Ahmad Shidqi dalam pembinaannya menyampaikan bahwa ada empat indikator Moderasi Beragama, antara lain komitmen kebangsaan, toleransi, anti kekerasan dan akomodatif terhadap budaya lokal. Komitmen Kebangsaan dapat ditunjukkan dengan lebih mengutamakan kepentingan bersama dari pada kepentingan pribadi.
Ahmad Shidqi juga mengatakan bahwa sebagai generasi penerus bangsa, anggota Rohis khususnya harus memiliki sikap toleransi atau saling menghargai setiap perbedaan yang ada. “Jangan sampai tidak ada toleransi dalam diri kita,” Kata Ashid, sapaan akrab Ahmad Shidqi.
Hal itu dapat ditunjukkan dengan sikap anti kekerasan, misalnya sebentar lagi akan memasuki bulan ramadhan banyak warung buka pada siang hari. Ketika sudah berniat puasa, maka tidak akan tergoda dengan warung yang buka pada siang hari. Pemaksaan atau kekerasan yang berdalih agama tidak dapat dibenarkan. Lebih baik memberikan masukan baik-baik tanpa adanya kekerasan seperti sweeping atau penutupan paksa warung makan yang buka pada siang hari.
Maka dari itu, akomodatif terhadap budaya lokal sangat diperlukan misalnya seperti kegiatan kebudayaan yang tidak sesuai dengan syariat contohnya orang yang membuat sesaji di pinggir pantai. “Kita sebagai manusia tidak berhak menghakimi,” kata Ashid.
“Kami harap di dalam diri adik-adik bisa menjalankan agama dengan sebaik-baiknya sehingga ke depan bisa menjadi lebih maju lagi, karena saat ini banyak pihak yang ingin memecah belah bangsa Indonesia dan kini sudah nampak karena kebanyakan cara untuk memecah belah melalui sara agama. Semoga acara ini mendapatkan berkah dari Allah SWT dan memberikan manfaat bagi kita semuanya,” pungkas Ashid.

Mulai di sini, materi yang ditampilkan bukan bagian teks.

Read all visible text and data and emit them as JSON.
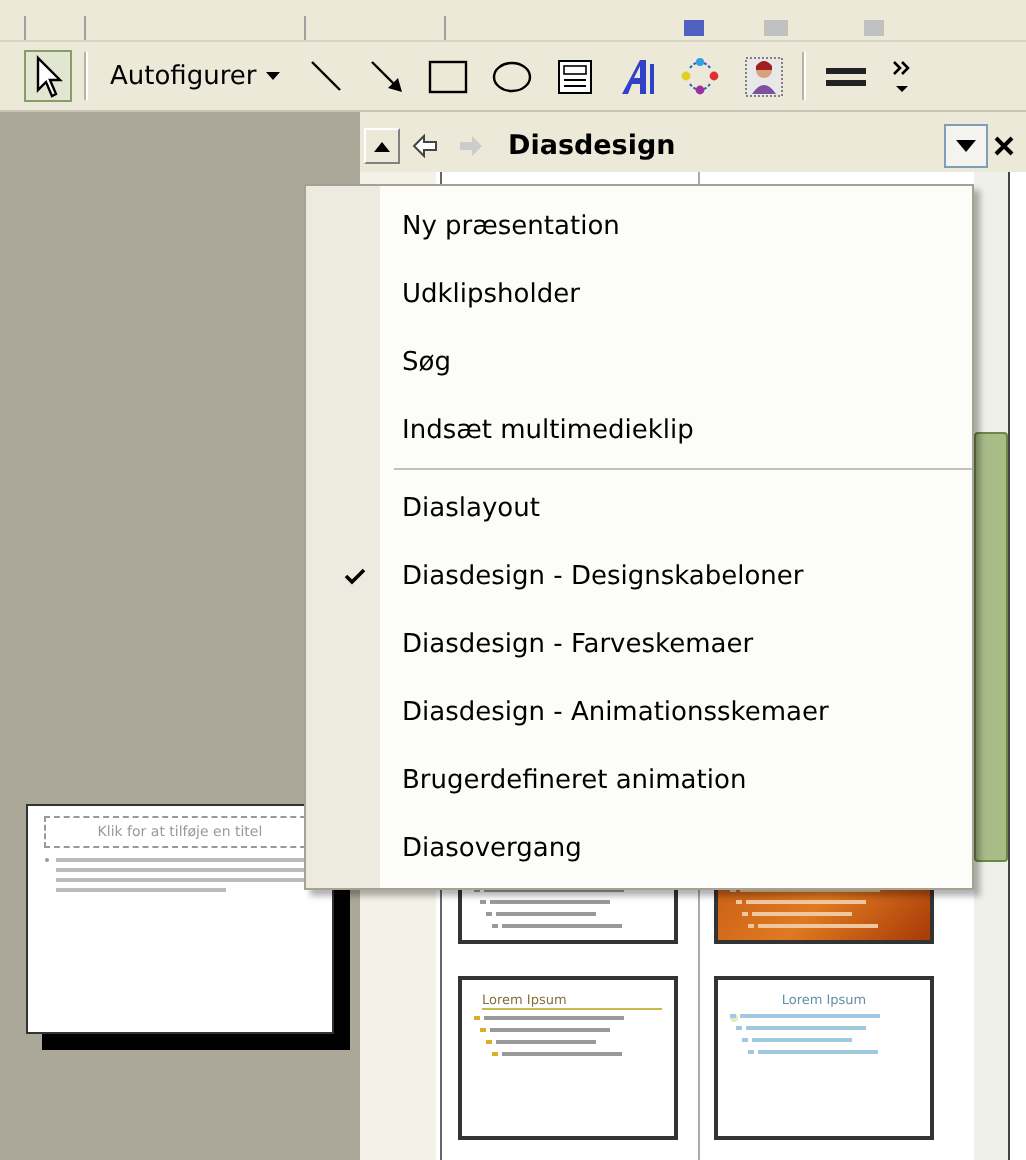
{
  "toolbar": {
    "autoshapes_label": "Autofigurer"
  },
  "task_pane": {
    "title": "Diasdesign"
  },
  "menu": {
    "sections": [
      {
        "items": [
          {
            "label": "Ny præsentation",
            "checked": false
          },
          {
            "label": "Udklipsholder",
            "checked": false
          },
          {
            "label": "Søg",
            "checked": false
          },
          {
            "label": "Indsæt multimedieklip",
            "checked": false
          }
        ]
      },
      {
        "items": [
          {
            "label": "Diaslayout",
            "checked": false
          },
          {
            "label": "Diasdesign - Designskabeloner",
            "checked": true
          },
          {
            "label": "Diasdesign - Farveskemaer",
            "checked": false
          },
          {
            "label": "Diasdesign - Animationsskemaer",
            "checked": false
          },
          {
            "label": "Brugerdefineret animation",
            "checked": false
          },
          {
            "label": "Diasovergang",
            "checked": false
          }
        ]
      }
    ]
  },
  "slide": {
    "title_placeholder": "Klik for at tilføje en titel"
  },
  "designs": [
    {
      "kind": "white"
    },
    {
      "kind": "orange"
    },
    {
      "kind": "bracket",
      "title": "Lorem Ipsum"
    },
    {
      "kind": "pastel",
      "title": "Lorem Ipsum"
    }
  ]
}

Nur Wastuti Setyowati mengemas kegiatan ini dengan sangat menarik sehingga anak-anak tidak merasa bosan dengan materi yang disampaikan. " Seru tidak tegang, kita mendapatkan banyak ilmu dan menambah banyak wawasan yang sebelumnya kita tidak tau, mungkin selanjutnya kita bisa menerapkan apa yang kita dapat hari ini di sekolah," kata Safira Dia Azzahra salah satu siswa yang mengikuti kegiatan ini. (ev).